These countries and jurisdictions represent more than 90% of global GDP.
The "two-pillar" tax proposal includes a 15% global minimum tax and reallocates taxing rights on large multinational companies to the markets where they do business and earn profits regardless of whether they have a physical presence there.
"This package does not eliminate tax competition, as it should not, but it does set multilaterally agreed limitations on it," OECD Secretary-General Mathias Cormann said in a statement.
The goal is to finalize the plan by October and implement it in 2023.
The OECD said the measures will help raise revenue for countries seeking to repair their budgets in the wake of the financial destruction wrought by the COVID-19 pandemic.
As previously reported by FOX Business, Biden endorsed the global minimum tax with the Group of 7 finance ministers during his trip to Europe last month.
A global minimum tax, which applies only to a country’s overseas profits, seeks to prevent the world’s largest companies from dodging tax obligations by offshoring.
If a company is paying a tax rate lower than the global minimum in a foreign country, it would owe the difference in the country where it is headquartered.
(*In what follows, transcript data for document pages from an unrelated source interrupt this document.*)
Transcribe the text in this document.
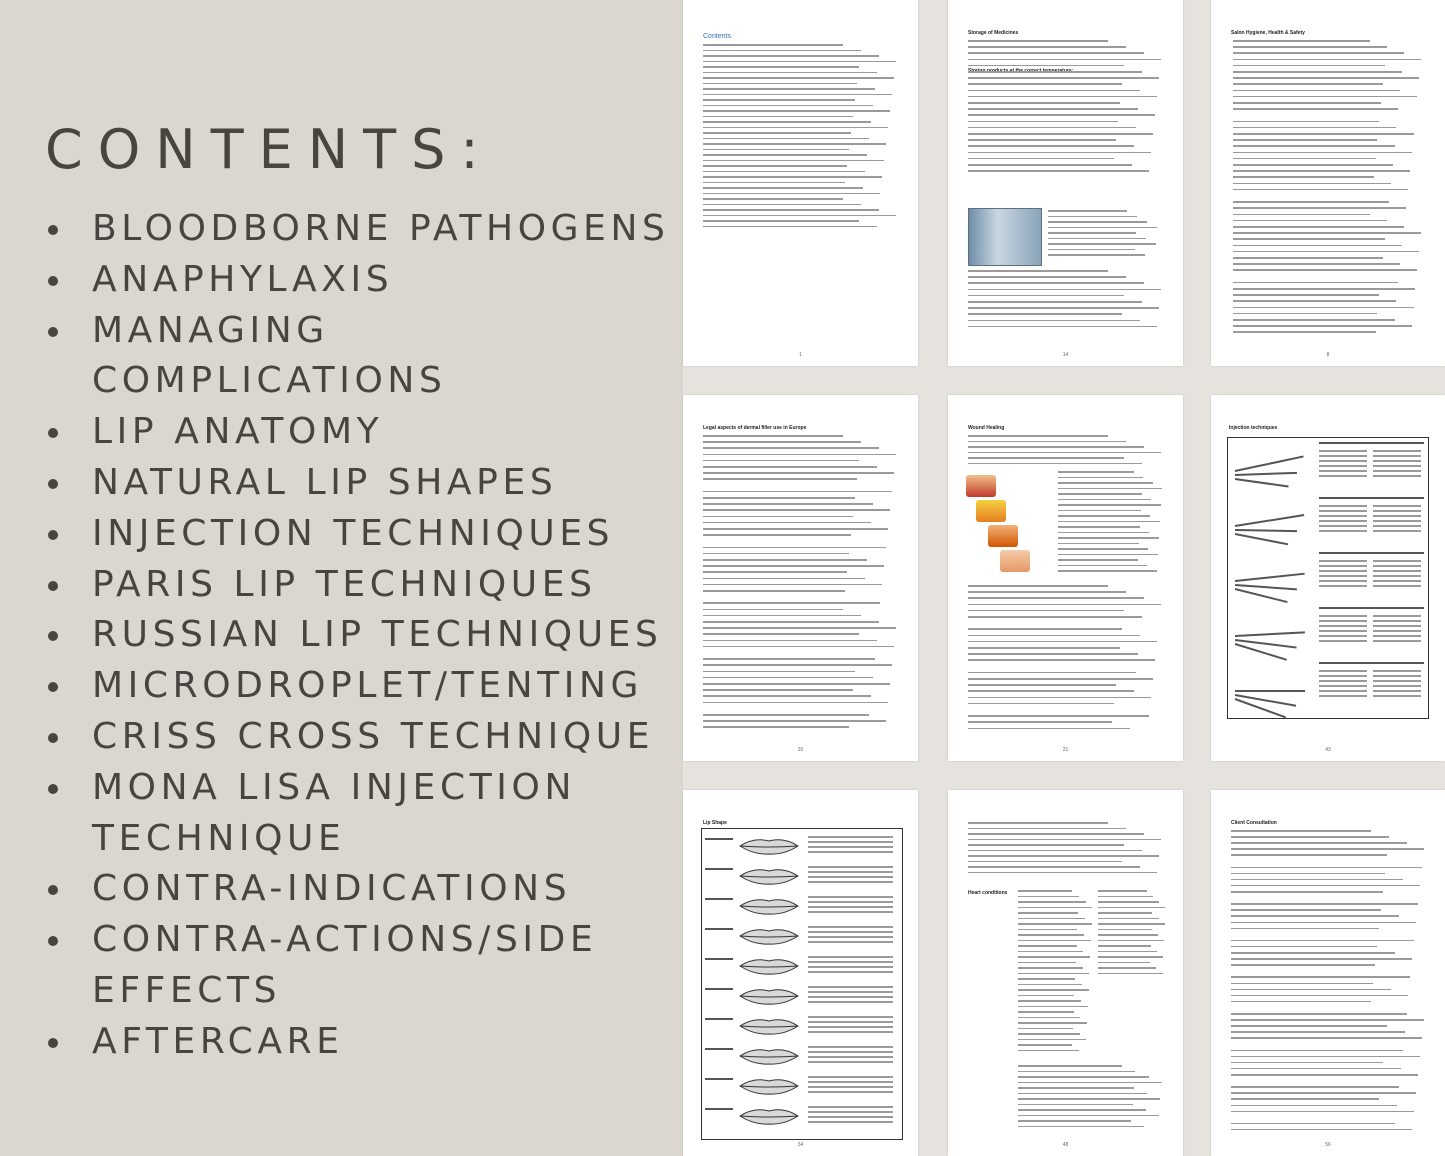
CONTENTS:
BLOODBORNE PATHOGENS
ANAPHYLAXIS
MANAGING COMPLICATIONS
LIP ANATOMY
NATURAL LIP SHAPES
INJECTION TECHNIQUES
PARIS LIP TECHNIQUES
RUSSIAN LIP TECHNIQUES
MICRODROPLET/TENTING
CRISS CROSS TECHNIQUE
MONA LISA INJECTION TECHNIQUE
CONTRA-INDICATIONS
CONTRA-ACTIONS/SIDE EFFECTS
AFTERCARE
Contents
1
Storage of Medicines
14
Salon Hygiene, Health & Safety
8
Legal aspects of dermal filler use in Europe
20
Wound Healing
21
Injection techniques
43
Lip Shape
34
Heart conditions
48
Client Consultation
56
The policy would also potentially affect some major companies by requiring that they pay taxes in the countries where their good and services are sold, and not just where they are physically present.
The White House has said the tax paves the way for the removal of digital service taxes, which would be replaced by taxing rights in the countries where the largest multinational companies operate.
The global minimum tax will need congressional approval before it is implemented in the U.S.